British Pound Notes and the Gold Standard
The first paper notes were introduced in 1694, with their legal basis being switched from silver to gold. The Bank of England, one of the first central banks in the world, was established a year later, in 1695. All Sterling notes were handwritten until 1855, when the bank began to print whole notes. In the early 20th century, more countries began to tie their currencies to gold. A gold standard was created, which allowed conversion between different countries' currencies and revolutionized trading and the international economy. Great Britain officially adopted the gold standard in 1816, though it had been using the system since 1670. The strength of the Sterling that came with the gold standard led to a period of major economic growth in Britain until 1914.

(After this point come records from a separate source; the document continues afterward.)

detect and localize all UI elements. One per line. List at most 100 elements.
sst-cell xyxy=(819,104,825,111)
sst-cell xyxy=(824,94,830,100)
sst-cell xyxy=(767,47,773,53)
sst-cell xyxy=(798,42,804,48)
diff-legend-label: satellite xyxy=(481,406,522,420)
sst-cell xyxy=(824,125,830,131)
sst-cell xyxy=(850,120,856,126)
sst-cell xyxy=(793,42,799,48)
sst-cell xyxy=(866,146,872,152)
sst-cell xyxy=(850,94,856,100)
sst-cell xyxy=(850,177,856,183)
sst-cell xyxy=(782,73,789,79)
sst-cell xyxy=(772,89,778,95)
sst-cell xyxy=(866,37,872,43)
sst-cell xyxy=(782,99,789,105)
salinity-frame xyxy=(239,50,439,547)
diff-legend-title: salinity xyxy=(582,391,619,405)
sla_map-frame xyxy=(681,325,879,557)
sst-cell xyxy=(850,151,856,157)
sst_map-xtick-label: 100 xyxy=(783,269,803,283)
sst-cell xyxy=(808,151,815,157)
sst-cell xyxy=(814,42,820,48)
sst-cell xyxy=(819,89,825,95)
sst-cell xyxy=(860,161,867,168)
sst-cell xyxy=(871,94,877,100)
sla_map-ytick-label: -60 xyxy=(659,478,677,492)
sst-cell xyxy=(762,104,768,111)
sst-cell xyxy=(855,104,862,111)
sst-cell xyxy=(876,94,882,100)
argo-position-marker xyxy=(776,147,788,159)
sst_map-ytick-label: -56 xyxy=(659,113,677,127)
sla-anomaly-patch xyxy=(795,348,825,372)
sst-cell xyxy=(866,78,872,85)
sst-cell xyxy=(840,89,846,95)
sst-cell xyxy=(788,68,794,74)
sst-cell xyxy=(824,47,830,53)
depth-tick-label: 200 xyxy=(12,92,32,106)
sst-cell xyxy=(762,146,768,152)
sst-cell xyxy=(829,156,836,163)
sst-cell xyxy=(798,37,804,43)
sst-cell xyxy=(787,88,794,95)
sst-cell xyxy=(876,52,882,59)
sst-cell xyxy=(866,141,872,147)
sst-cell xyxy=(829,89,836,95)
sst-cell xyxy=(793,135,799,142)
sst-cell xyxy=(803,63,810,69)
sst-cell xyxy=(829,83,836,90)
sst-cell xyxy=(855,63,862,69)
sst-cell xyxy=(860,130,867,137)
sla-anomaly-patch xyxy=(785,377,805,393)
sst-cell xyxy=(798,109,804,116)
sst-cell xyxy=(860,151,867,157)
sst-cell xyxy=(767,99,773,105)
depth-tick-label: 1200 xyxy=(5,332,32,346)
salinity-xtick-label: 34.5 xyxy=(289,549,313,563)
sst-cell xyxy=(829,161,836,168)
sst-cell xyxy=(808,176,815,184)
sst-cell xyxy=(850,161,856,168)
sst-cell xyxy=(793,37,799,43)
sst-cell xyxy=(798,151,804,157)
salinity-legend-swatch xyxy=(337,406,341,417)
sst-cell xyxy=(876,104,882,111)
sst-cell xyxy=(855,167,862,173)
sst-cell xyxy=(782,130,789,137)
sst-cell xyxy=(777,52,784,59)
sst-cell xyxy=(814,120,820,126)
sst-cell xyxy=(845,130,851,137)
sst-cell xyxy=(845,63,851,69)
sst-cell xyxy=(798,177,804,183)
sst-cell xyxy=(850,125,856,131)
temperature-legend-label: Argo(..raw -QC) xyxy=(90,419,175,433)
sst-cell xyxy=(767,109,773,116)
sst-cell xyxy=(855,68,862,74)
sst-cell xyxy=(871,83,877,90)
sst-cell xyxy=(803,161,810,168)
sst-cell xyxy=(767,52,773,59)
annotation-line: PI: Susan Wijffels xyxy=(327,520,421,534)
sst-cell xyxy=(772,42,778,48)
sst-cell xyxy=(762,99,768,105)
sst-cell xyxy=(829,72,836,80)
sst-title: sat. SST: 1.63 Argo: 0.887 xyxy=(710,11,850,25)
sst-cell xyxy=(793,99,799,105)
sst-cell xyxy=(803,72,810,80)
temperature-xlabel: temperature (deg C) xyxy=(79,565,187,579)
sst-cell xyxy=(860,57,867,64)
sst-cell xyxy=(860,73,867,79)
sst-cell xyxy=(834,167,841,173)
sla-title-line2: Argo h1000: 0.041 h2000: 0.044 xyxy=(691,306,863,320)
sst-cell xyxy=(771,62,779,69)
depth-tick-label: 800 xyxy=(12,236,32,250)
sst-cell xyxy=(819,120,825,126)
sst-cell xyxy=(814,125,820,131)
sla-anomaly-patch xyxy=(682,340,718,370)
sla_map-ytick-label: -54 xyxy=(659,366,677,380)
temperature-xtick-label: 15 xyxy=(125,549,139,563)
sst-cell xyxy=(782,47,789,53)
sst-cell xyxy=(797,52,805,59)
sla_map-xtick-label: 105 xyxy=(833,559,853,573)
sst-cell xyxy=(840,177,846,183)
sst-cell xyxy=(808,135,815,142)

The British Pound and the Sterling Area
The British Pound was not only used in Great Britain, but also circulated through the colonies of the British Empire. The countries that used the Pound became to be known as the Sterling Area and the Pound grew to be globally popular, held as a reserve currency in many central banks. However, as the British economy started to decline the US Dollar grew in dominance. In 1940, the Pound was pegged to the US Dollar at a rate of 1 Pound to $4.03 US Dollars and many other countries followed, by pegging their respective currencies. In 1949, the Pound was devalued by 30% and a second devaluation followed in 1967. When the British Pound was decimalized and began to float freely in the market, in 1971, the Sterling Area was terminated. Following, the British Pound experienced a number of highs and lows.